Second, while previous research has examined takaful insurance, it has stopped short at examining purchasing behaviour. Unlike previous studies, this research examined family takaful purchasing behaviour and, in so doing, extended literature on the topic.

Third, this study’s findings uniquely contribute to the literature by highlighting the crucial role of gender in the perception of and decisions on family takaful patronage. As prior research on the topic has not addressed gender, the findings irrefutably underscore the centrality of gender in family takaful perceptions and decisions, and emphasise the need for future related studies to consider the moderating impact of gender as a boundary condition for the relationship between the constructs posited in their research.

Fourth, previous studies on the topic are based on consumers from Muslim-majority countries like Pakistan, Malaysia, and Indonesia. Research on Islamic finance in general and family takaful in Muslim-minority countries are scant.
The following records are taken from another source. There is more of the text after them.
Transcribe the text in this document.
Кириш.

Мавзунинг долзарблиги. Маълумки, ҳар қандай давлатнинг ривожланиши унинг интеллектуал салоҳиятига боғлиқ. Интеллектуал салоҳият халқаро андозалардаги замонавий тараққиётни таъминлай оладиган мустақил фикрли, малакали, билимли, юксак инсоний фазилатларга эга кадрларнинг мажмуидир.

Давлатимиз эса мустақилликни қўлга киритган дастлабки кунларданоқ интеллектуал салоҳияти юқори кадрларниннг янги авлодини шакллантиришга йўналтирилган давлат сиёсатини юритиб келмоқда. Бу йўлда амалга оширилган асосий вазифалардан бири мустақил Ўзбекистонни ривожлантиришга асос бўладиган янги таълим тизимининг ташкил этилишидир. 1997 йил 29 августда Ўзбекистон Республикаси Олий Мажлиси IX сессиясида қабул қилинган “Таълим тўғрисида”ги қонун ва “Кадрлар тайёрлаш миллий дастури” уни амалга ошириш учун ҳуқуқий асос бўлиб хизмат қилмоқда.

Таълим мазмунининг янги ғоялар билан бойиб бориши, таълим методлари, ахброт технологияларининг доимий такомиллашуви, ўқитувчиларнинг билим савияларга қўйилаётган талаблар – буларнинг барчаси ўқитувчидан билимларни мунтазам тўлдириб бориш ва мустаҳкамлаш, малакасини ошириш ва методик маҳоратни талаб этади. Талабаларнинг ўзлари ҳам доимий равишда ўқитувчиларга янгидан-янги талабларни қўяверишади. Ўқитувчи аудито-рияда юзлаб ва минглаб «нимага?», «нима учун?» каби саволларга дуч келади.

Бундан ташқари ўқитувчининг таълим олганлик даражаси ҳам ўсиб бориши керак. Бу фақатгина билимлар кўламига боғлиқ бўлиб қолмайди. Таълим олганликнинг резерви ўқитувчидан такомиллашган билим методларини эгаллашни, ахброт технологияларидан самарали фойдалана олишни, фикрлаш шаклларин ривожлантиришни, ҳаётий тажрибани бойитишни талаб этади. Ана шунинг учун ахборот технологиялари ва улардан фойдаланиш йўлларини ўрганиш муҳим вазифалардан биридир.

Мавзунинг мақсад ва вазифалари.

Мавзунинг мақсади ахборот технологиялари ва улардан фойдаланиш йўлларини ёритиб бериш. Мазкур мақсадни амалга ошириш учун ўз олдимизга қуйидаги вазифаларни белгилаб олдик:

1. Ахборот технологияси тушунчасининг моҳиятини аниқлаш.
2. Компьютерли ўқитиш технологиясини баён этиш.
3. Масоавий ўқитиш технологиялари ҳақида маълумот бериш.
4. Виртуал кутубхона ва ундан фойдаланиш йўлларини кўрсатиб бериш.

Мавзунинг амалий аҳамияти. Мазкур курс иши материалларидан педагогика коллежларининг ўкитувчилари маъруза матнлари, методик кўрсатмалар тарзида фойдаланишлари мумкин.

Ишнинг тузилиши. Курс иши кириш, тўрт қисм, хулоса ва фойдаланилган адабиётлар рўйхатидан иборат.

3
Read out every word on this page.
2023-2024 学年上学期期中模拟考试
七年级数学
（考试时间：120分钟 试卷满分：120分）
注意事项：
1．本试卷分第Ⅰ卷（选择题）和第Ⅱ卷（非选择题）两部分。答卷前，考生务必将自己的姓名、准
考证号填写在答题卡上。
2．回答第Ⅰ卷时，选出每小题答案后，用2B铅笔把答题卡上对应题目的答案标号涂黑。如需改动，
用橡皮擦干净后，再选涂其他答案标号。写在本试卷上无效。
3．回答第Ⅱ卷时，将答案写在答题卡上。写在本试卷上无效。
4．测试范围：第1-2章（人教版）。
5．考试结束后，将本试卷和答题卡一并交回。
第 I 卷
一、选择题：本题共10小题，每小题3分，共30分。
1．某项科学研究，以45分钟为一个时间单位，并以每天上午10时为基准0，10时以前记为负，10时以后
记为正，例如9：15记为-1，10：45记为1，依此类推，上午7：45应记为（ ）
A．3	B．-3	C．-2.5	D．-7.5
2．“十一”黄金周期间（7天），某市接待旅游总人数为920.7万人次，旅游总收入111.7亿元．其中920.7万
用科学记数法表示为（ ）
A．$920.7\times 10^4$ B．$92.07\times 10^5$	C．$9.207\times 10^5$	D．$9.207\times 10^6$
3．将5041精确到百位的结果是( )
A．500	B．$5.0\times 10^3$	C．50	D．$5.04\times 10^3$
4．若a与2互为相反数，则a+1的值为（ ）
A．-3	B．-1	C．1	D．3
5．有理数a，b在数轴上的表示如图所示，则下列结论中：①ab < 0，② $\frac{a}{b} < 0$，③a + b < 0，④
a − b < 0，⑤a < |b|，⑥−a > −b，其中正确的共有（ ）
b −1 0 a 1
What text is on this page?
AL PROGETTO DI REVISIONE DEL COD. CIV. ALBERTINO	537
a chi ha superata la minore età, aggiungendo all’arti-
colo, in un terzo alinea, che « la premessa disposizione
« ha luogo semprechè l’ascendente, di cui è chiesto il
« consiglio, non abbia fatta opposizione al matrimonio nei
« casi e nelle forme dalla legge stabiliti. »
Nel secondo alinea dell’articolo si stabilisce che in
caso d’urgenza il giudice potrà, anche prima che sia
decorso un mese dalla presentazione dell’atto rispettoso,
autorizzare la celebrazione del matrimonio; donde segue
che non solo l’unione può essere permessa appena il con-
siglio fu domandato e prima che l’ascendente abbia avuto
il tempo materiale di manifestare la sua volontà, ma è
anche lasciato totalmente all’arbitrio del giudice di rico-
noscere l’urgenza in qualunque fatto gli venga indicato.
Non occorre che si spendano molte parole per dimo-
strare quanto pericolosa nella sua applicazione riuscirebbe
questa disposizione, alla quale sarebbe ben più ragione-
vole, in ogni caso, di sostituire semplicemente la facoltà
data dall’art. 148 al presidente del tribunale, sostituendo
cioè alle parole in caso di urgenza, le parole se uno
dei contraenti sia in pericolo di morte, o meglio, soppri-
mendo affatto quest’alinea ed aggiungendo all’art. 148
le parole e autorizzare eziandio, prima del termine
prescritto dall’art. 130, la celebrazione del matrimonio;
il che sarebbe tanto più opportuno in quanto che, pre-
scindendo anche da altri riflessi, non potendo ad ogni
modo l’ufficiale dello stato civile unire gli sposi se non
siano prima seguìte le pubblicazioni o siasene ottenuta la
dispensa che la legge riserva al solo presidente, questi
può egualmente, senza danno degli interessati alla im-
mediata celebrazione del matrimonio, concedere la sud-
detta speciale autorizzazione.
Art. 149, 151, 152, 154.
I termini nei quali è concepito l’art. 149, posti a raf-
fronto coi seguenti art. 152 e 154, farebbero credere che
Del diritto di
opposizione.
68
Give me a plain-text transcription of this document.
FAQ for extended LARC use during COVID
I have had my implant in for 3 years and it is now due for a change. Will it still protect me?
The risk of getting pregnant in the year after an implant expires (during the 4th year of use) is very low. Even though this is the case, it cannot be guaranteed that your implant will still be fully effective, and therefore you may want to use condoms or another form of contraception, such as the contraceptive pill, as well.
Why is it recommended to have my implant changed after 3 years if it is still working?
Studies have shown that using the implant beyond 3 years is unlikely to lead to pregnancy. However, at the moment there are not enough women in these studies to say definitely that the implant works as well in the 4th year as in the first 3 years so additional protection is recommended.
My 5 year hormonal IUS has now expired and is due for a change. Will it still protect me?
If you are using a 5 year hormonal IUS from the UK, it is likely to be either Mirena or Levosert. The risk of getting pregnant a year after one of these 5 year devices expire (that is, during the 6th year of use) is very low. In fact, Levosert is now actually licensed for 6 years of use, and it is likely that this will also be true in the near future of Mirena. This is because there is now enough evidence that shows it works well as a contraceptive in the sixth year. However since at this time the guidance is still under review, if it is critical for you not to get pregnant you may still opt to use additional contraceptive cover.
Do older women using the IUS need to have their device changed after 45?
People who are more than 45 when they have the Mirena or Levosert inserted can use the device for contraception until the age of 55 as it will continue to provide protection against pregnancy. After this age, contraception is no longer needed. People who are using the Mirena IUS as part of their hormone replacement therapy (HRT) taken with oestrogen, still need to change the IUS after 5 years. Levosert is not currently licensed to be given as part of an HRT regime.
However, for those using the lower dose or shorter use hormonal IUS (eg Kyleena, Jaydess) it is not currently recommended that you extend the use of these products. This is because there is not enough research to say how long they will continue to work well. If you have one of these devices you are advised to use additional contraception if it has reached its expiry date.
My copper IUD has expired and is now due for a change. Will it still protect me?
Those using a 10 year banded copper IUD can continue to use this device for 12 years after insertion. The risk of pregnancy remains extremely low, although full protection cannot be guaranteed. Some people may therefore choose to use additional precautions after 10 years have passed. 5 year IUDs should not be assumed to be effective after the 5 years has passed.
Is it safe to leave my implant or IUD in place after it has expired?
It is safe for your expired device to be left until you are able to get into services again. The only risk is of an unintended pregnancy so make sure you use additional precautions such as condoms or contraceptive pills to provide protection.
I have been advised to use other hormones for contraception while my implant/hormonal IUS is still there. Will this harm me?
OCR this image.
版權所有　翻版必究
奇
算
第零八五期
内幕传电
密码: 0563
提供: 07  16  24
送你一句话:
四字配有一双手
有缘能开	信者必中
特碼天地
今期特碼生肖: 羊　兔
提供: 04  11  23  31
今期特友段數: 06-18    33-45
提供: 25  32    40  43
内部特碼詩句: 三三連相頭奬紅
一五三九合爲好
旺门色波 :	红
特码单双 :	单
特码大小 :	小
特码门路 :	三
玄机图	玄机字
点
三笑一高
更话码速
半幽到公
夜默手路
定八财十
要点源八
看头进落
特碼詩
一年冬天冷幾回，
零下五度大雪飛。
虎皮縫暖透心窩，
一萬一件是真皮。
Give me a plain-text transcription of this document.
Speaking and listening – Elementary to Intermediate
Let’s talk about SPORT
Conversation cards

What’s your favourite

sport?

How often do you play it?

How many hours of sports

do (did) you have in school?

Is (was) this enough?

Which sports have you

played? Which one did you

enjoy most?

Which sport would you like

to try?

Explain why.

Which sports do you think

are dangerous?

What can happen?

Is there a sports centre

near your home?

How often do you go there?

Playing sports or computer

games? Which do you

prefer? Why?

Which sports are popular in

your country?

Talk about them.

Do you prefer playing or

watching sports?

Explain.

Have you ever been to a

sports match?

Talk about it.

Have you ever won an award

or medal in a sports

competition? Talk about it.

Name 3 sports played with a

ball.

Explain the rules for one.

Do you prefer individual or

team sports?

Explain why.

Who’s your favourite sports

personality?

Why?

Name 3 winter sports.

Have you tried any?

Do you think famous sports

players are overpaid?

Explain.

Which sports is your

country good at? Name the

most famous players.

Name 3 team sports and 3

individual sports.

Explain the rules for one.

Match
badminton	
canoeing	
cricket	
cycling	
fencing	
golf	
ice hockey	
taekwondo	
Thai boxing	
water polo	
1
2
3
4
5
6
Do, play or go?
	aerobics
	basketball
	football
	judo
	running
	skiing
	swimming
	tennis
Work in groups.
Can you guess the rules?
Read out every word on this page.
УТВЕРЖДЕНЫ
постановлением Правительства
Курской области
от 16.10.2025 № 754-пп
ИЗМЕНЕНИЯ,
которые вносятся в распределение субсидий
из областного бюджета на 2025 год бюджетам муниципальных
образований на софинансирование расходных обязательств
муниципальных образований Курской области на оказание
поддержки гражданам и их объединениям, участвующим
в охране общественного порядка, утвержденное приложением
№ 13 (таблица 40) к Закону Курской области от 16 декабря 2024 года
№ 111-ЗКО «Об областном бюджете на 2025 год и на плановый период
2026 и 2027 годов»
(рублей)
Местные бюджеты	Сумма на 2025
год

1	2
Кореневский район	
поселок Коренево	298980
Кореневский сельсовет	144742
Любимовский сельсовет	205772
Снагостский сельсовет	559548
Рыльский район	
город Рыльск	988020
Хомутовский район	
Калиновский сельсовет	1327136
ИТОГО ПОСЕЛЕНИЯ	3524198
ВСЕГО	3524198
Consequently, this study makes a vital contribution to the literature on the topic from a Muslim-minority country like South Africa, which is witnessing one of fastest growths in the Islamic religion by conversion (Vahed 2021).

Managerially, this study supports financial institutions in understanding how religious obligation strengthens attitude, subjective norm, and perceived behavioural control, and how these influence consumers’ intentions to purchase family takaful and, ultimately, their purchase behaviour. This study’s findings are essential for practitioners to formulate strategies to promote wider acceptance of takaful insurance.

Limitations and directions for future study

Despite providing sound and insightful findings, this study has some limitations that should be considered in future research. Although the study focused on extending the TPB model with religious obligation and using gender as a mediating variable in the South African context, convenience and snowball sampling techniques were used for data collection from 235 respondents. Therefore, the generalisation of the findings across developed and other emerging countries should be treated with caution. Future research could consider other sampling methods, such as probability techniques, and use a larger sample size to enhance the validity of the findings. The construct adopted for the TBP extended model shows that the coefficient of determination only explained 65% of consumers’ intentions to accept family takaful, whereas the other 35% is explained by unknown factors not included in the examined model. This calls for additional factors on the TPB to be considered and examined by future researchers on a similar topic.